Investors appear focused on the cadence of margin progression versus last quarter’s 29.46% gross margin and 12.24% net margin, and whether forecast EPS of USD 0.56 reflects conservative or aggressive cost assumptions. Upside could stem from better-than-expected gross margin if input costs remain benign and if the product mix skews to higher-margin aftermarket SKUs in fuel and lube filtration. Revenue sensitivity also hinges on international demand trends and pricing realization; even modest beats at the top line can translate into EPS outperformance given the operating leverage evidenced by last quarter’s EBIT beat of USD 9.61 million over estimates. Potential downside for the shares would likely arise from any sequential margin compression beyond seasonal norms or commentary indicating a softer replacement cycle, which would challenge the assumed year-over-year growth embedded in the USD 422.24 million revenue forecast and USD 0.56 EPS outlook. The balance of probabilities into February 13, 2026 tilts toward stable to modestly improving profitability, provided aftermarket volumes and pricing hold through the quarter.

Analyst Opinions

The majority of recent published opinions are bullish. Two visible updates within the last six months maintained Buy ratings, including J.P. Morgan and Northland Securities, indicating confidence in the company’s execution and aftermarket-led resilience. J.P. Morgan underscored a constructive stance tied to portfolio positioning and incremental growth from market expansion initiatives, while Northland Securities reiterated a positive view supported by stable end-market demand and operational consistency. The ratio of bullish to bearish commentary, based on collected reports, skews to bullish with no newly captured bearish initiations, suggesting that the market expects the company to meet or moderately exceed near-term expectations. The bullish camp highlights the combination of pricing discipline, balanced channel inventory, and a robust aftermarket mix as catalysts for sustaining margins around recent levels and delivering the forecast EPS of USD 0.56, up 8.17% year over year. Against that backdrop, previews generally point to manageable risks around OEM build schedules, with attention centered on whether management commentary will validate a steady demand cadence through the first half of the year.

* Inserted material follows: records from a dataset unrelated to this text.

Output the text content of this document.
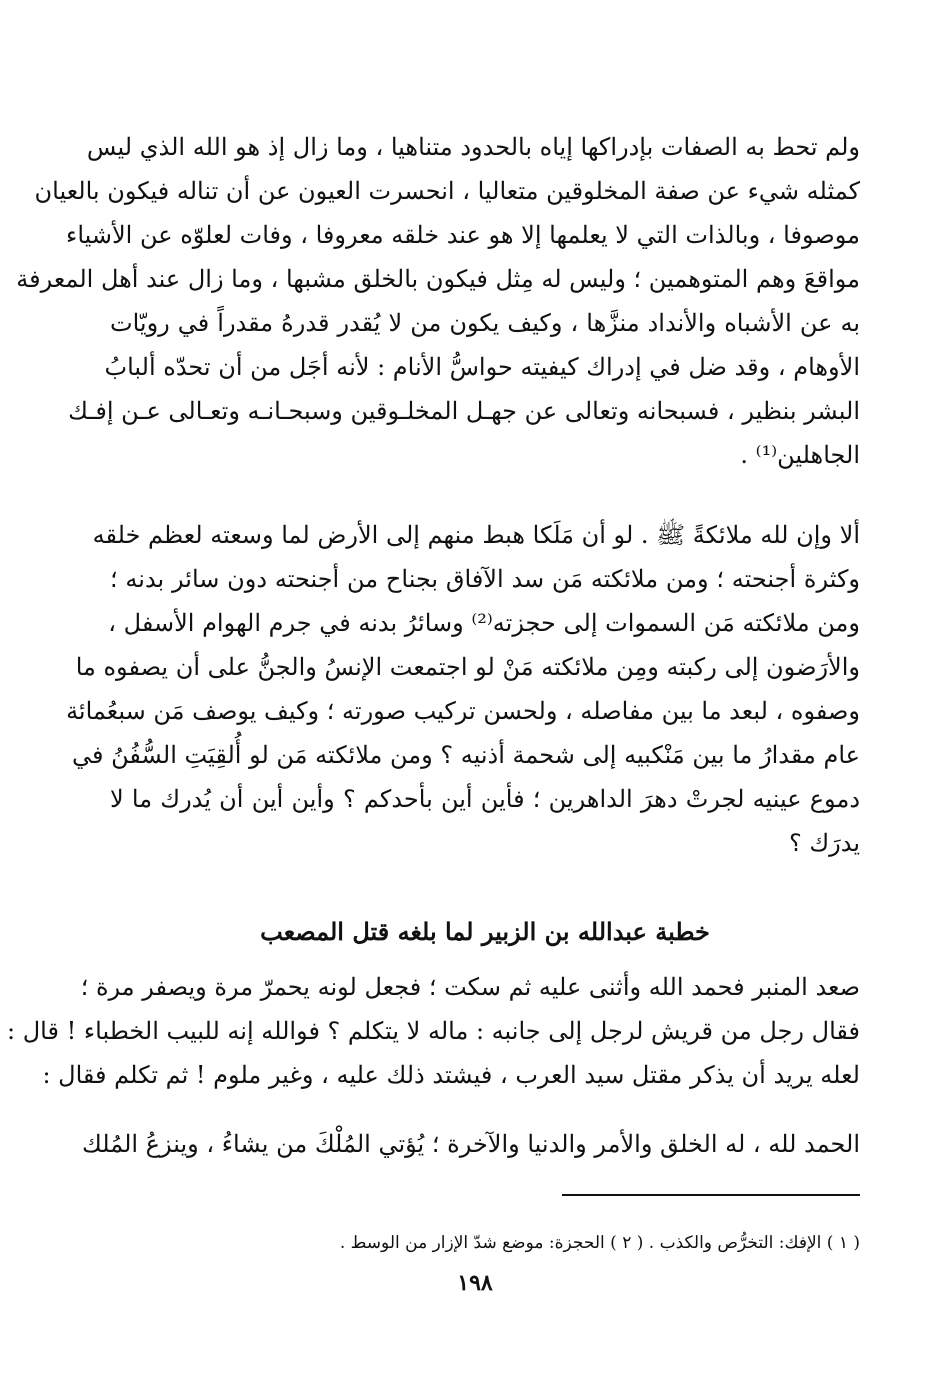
ولم تحط به الصفات بإدراكها إياه بالحدود متناهيا ، وما زال إذ هو الله الذي ليس
كمثله شيء عن صفة المخلوقين متعاليا ، انحسرت العيون عن أن تناله فيكون بالعيان
موصوفا ، وبالذات التي لا يعلمها إلا هو عند خلقه معروفا ، وفات لعلوّه عن الأشياء
مواقعَ وهم المتوهمين ؛ وليس له مِثل فيكون بالخلق مشبها ، وما زال عند أهل المعرفة
به عن الأشباه والأنداد منزَّها ، وكيف يكون من لا يُقدر قدرهُ مقدراً في رويّات
الأوهام ، وقد ضل في إدراك كيفيته حواسُّ الأنام : لأنه أجَل من أن تحدّه ألبابُ
البشر بنظير ، فسبحانه وتعالى عن جهـل المخلـوقين وسبحـانـه وتعـالى عـن إفـك
الجاهلين⁽¹⁾ .
ألا وإن لله ملائكةً ﷺ . لو أن مَلَكا هبط منهم إلى الأرض لما وسعته لعظم خلقه
وكثرة أجنحته ؛ ومن ملائكته مَن سد الآفاق بجناح من أجنحته دون سائر بدنه ؛
ومن ملائكته مَن السموات إلى حجزته⁽²⁾ وسائرُ بدنه في جرم الهوام الأسفل ،
والأرَضون إلى ركبته ومِن ملائكته مَنْ لو اجتمعت الإنسُ والجنُّ على أن يصفوه ما
وصفوه ، لبعد ما بين مفاصله ، ولحسن تركيب صورته ؛ وكيف يوصف مَن سبعُمائة
عام مقدارُ ما بين مَنْكبيه إلى شحمة أذنيه ؟ ومن ملائكته مَن لو أُلقِيَتِ السُّفُنُ في
دموع عينيه لجرتْ دهرَ الداهرين ؛ فأين أين بأحدكم ؟ وأين أين أن يُدرك ما لا
يدرَك ؟
خطبة عبدالله بن الزبير لما بلغه قتل المصعب
صعد المنبر فحمد الله وأثنى عليه ثم سكت ؛ فجعل لونه يحمرّ مرة ويصفر مرة ؛
فقال رجل من قريش لرجل إلى جانبه : ماله لا يتكلم ؟ فوالله إنه للبيب الخطباء ! قال :
لعله يريد أن يذكر مقتل سيد العرب ، فيشتد ذلك عليه ، وغير ملوم ! ثم تكلم فقال :
الحمد لله ، له الخلق والأمر والدنيا والآخرة ؛ يُؤتي المُلْكَ من يشاءُ ، وينزعُ المُلك
( ١ ) الإفك: التخرُّص والكذب . ( ٢ ) الحجزة: موضع شدّ الإزار من الوسط .
١٩٨
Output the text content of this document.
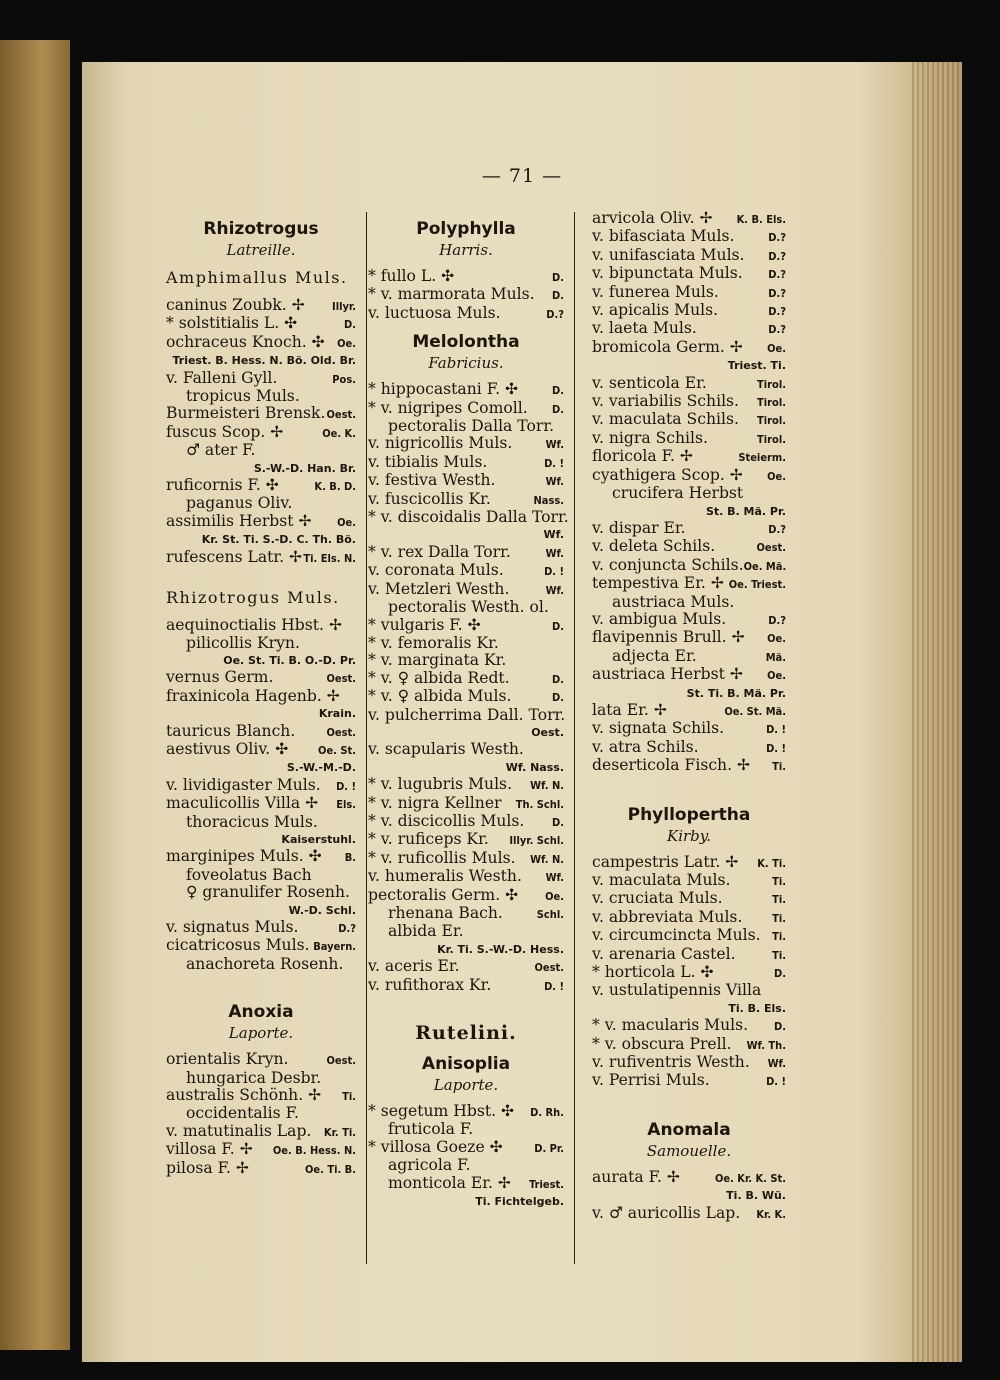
— 71 —
Rhizotrogus
Latreille.
Amphimallus Muls.
caninus Zoubk. ✢ Illyr.
* solstitialis L. ✣	D.
ochraceus Knoch. ✣ Oe.
Triest. B. Hess. N. Bö. Old. Br.
v. Falleni Gyll.	Pos.
tropicus Muls.
Burmeisteri Brensk. Oest.
fuscus Scop. ✢	Oe. K.
♂ ater F.
S.-W.-D. Han. Br.
ruficornis F. ✣	K. B. D.
paganus Oliv.
assimilis Herbst ✢ Oe.
Kr. St. Ti. S.-D. C. Th. Bö.
rufescens Latr. ✢ Ti. Els. N.
Rhizotrogus Muls.
aequinoctialis Hbst. ✢
pilicollis Kryn.
Oe. St. Ti. B. O.-D. Pr.
vernus Germ.	Oest.
fraxinicola Hagenb. ✢
Krain.
tauricus Blanch.	Oest.
aestivus Oliv. ✣	Oe. St.
S.-W.-M.-D.
v. lividigaster Muls. D. !
maculicollis Villa ✢ Els.
thoracicus Muls.
Kaiserstuhl.
marginipes Muls. ✣ B.
foveolatus Bach
♀ granulifer Rosenh.
W.-D. Schl.
v. signatus Muls.	D.?
cicatricosus Muls. Bayern.
anachoreta Rosenh.
Anoxia
Laporte.
orientalis Kryn.	Oest.
hungarica Desbr.
australis Schönh. ✢ Ti.
occidentalis F.
v. matutinalis Lap. Kr. Ti.
villosa F. ✢ Oe. B. Hess. N.
pilosa F. ✢	Oe. Ti. B.
Polyphylla
Harris.
* fullo L. ✣	D.
* v. marmorata Muls. D.
v. luctuosa Muls.	D.?
Melolontha
Fabricius.
* hippocastani F. ✣	D.
* v. nigripes Comoll. D.
pectoralis Dalla Torr.
v. nigricollis Muls.	Wf.
v. tibialis Muls.	D. !
v. festiva Westh.	Wf.
v. fuscicollis Kr.	Nass.
* v. discoidalis Dalla Torr.
Wf.
* v. rex Dalla Torr.	Wf.
v. coronata Muls.	D. !
v. Metzleri Westh.	Wf.
pectoralis Westh. ol.
* vulgaris F. ✣	D.
* v. femoralis Kr.
* v. marginata Kr.
* v. ♀ albida Redt.	D.
* v. ♀ albida Muls.	D.
v. pulcherrima Dall. Torr.
Oest.
v. scapularis Westh.
Wf. Nass.
* v. lugubris Muls. Wf. N.
* v. nigra Kellner Th. Schl.
* v. discicollis Muls.	D.
* v. ruficeps Kr. Illyr. Schl.
* v. ruficollis Muls. Wf. N.
v. humeralis Westh. Wf.
pectoralis Germ. ✣ Oe.
rhenana Bach.	Schl.
albida Er.
Kr. Ti. S.-W.-D. Hess.
v. aceris Er.	Oest.
v. rufithorax Kr.	D. !
Rutelini.
Anisoplia
Laporte.
* segetum Hbst. ✣ D. Rh.
fruticola F.
* villosa Goeze ✣	D. Pr.
agricola F.
monticola Er. ✢ Triest.
Ti. Fichtelgeb.
arvicola Oliv. ✢ K. B. Els.
v. bifasciata Muls.	D.?
v. unifasciata Muls. D.?
v. bipunctata Muls. D.?
v. funerea Muls.	D.?
v. apicalis Muls.	D.?
v. laeta Muls.	D.?
bromicola Germ. ✢ Oe.
Triest. Ti.
v. senticola Er.	Tirol.
v. variabilis Schils. Tirol.
v. maculata Schils. Tirol.
v. nigra Schils.	Tirol.
floricola F. ✢	Steierm.
cyathigera Scop. ✢ Oe.
crucifera Herbst
St. B. Mä. Pr.
v. dispar Er.	D.?
v. deleta Schils.	Oest.
v. conjuncta Schils. Oe. Mä.
tempestiva Er. ✢ Oe. Triest.
austriaca Muls.
v. ambigua Muls.	D.?
flavipennis Brull. ✢ Oe.
adjecta Er.	Mä.
austriaca Herbst ✢ Oe.
St. Ti. B. Mä. Pr.
lata Er. ✢	Oe. St. Mä.
v. signata Schils.	D. !
v. atra Schils.	D. !
deserticola Fisch. ✢ Ti.
Phyllopertha
Kirby.
campestris Latr. ✢ K. Ti.
v. maculata Muls.	Ti.
v. cruciata Muls.	Ti.
v. abbreviata Muls.	Ti.
v. circumcincta Muls. Ti.
v. arenaria Castel.	Ti.
* horticola L. ✣	D.
v. ustulatipennis Villa
Ti. B. Els.
* v. macularis Muls. D.
* v. obscura Prell. Wf. Th.
v. rufiventris Westh. Wf.
v. Perrisi Muls.	D. !
Anomala
Samouelle.
aurata F. ✢	Oe. Kr. K. St.
Ti. B. Wü.
v. ♂ auricollis Lap. Kr. K.
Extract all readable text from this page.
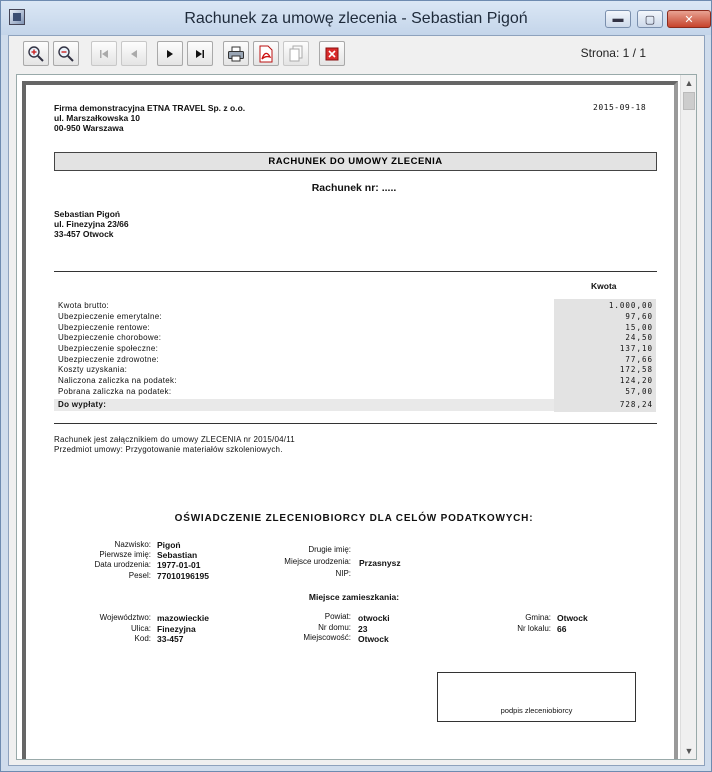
Rachunek za umowę zlecenia - Sebastian Pigoń	▬	▢	✕
Strona: 1 / 1
Firma demonstracyjna ETNA TRAVEL Sp. z o.o.
ul. Marszałkowska 10
00-950 Warszawa
2015-09-18
RACHUNEK DO UMOWY ZLECENIA
Rachunek nr: .....
Sebastian Pigoń
ul. Finezyjna 23/66
33-457 Otwock
Kwota
Kwota brutto:	1.000,00
Ubezpieczenie emerytalne:	97,60
Ubezpieczenie rentowe:	15,00
Ubezpieczenie chorobowe:	24,50
Ubezpieczenie społeczne:	137,10
Ubezpieczenie zdrowotne:	77,66
Koszty uzyskania:	172,58
Naliczona zaliczka na podatek:	124,20
Pobrana zaliczka na podatek:	57,00
Do wypłaty:	728,24
Rachunek jest załącznikiem do umowy ZLECENIA nr 2015/04/11
Przedmiot umowy: Przygotowanie materiałów szkoleniowych.
OŚWIADCZENIE ZLECENIOBIORCY DLA CELÓW PODATKOWYCH:
Nazwisko: Pigoń
Pierwsze imię: Sebastian
Data urodzenia: 1977-01-01
Pesel: 77010196195
Drugie imię:
Miejsce urodzenia: Przasnysz
NIP:
Miejsce zamieszkania:
Województwo: mazowieckie
Ulica: Finezyjna
Kod: 33-457
Powiat: otwocki
Nr domu: 23
Miejscowość: Otwock
Gmina: Otwock
Nr lokalu: 66
podpis zleceniobiorcy
▲
▼
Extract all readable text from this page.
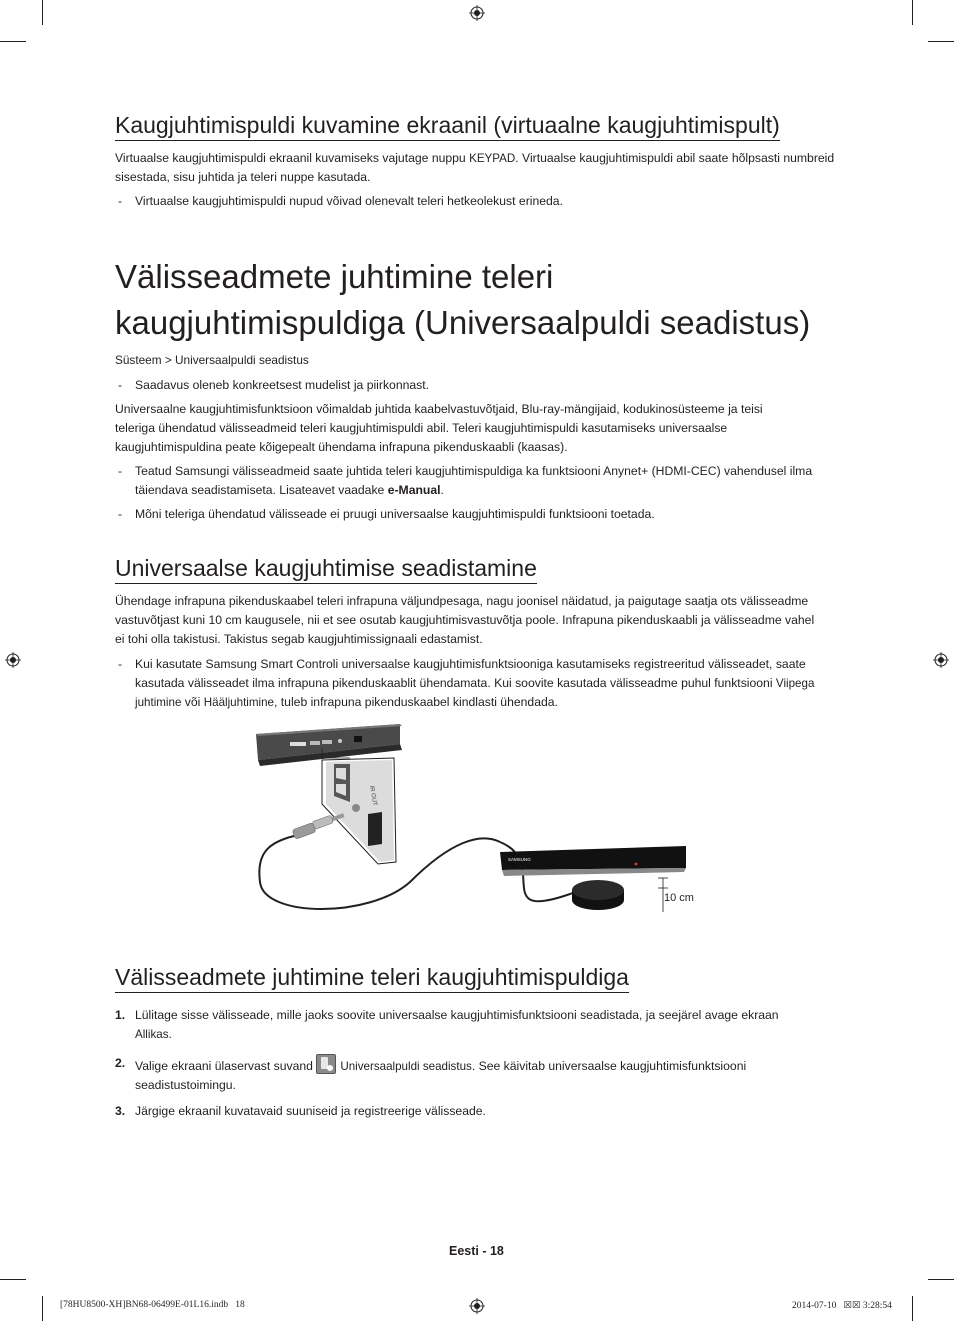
Kaugjuhtimispuldi kuvamine ekraanil (virtuaalne kaugjuhtimispult)
Virtuaalse kaugjuhtimispuldi ekraanil kuvamiseks vajutage nuppu KEYPAD. Virtuaalse kaugjuhtimispuldi abil saate hõlpsasti numbreid sisestada, sisu juhtida ja teleri nuppe kasutada.
- Virtuaalse kaugjuhtimispuldi nupud võivad olenevalt teleri hetkeolekust erineda.
Välisseadmete juhtimine teleri
kaugjuhtimispuldiga (Universaalpuldi seadistus)
Süsteem > Universaalpuldi seadistus
- Saadavus oleneb konkreetsest mudelist ja piirkonnast.
Universaalne kaugjuhtimisfunktsioon võimaldab juhtida kaabelvastuvõtjaid, Blu-ray-mängijaid, kodukinosüsteeme ja teisi teleriga ühendatud välisseadmeid teleri kaugjuhtimispuldi abil. Teleri kaugjuhtimispuldi kasutamiseks universaalse kaugjuhtimispuldina peate kõigepealt ühendama infrapuna pikenduskaabli (kaasas).
- Teatud Samsungi välisseadmeid saate juhtida teleri kaugjuhtimispuldiga ka funktsiooni Anynet+ (HDMI-CEC) vahendusel ilma täiendava seadistamiseta. Lisateavet vaadake e-Manual.
- Mõni teleriga ühendatud välisseade ei pruugi universaalse kaugjuhtimispuldi funktsiooni toetada.
Universaalse kaugjuhtimise seadistamine
Ühendage infrapuna pikenduskaabel teleri infrapuna väljundpesaga, nagu joonisel näidatud, ja paigutage saatja ots välisseadme vastuvõtjast kuni 10 cm kaugusele, nii et see osutab kaugjuhtimisvastuvõtja poole. Infrapuna pikenduskaabli ja välisseadme vahel ei tohi olla takistusi. Takistus segab kaugjuhtimissignaali edastamist.
- Kui kasutate Samsung Smart Controli universaalse kaugjuhtimisfunktsiooniga kasutamiseks registreeritud välisseadet, saate kasutada välisseadet ilma infrapuna pikenduskaablit ühendamata. Kui soovite kasutada välisseadme puhul funktsiooni Viipega juhtimine või Hääljuhtimine, tuleb infrapuna pikenduskaabel kindlasti ühendada.
IR OUT
SAMSUNG
10 cm
Välisseadmete juhtimine teleri kaugjuhtimispuldiga
1. Lülitage sisse välisseade, mille jaoks soovite universaalse kaugjuhtimisfunktsiooni seadistada, ja seejärel avage ekraan Allikas.
2. Valige ekraani ülaservast suvand
Universaalpuldi seadistus. See käivitab universaalse kaugjuhtimisfunktsiooni seadistustoimingu.
3. Järgige ekraanil kuvatavaid suuniseid ja registreerige välisseade.
Eesti - 18
[78HU8500-XH]BN68-06499E-01L16.indb   18	2014-07-10   ☒☒ 3:28:54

Disclaimer: Investing carries risk. This is not financial advice. The above content should not be regarded as an offer, recommendation, or solicitation on acquiring or disposing of any financial products, any associated discussions, comments, or posts by author or other users should not be considered as such either. It is solely for general information purpose only, which does not consider your own investment objectives, financial situations or needs. TTM assumes no responsibility or warranty for the accuracy and completeness of the information, investors should do their own research and may seek professional advice before investing.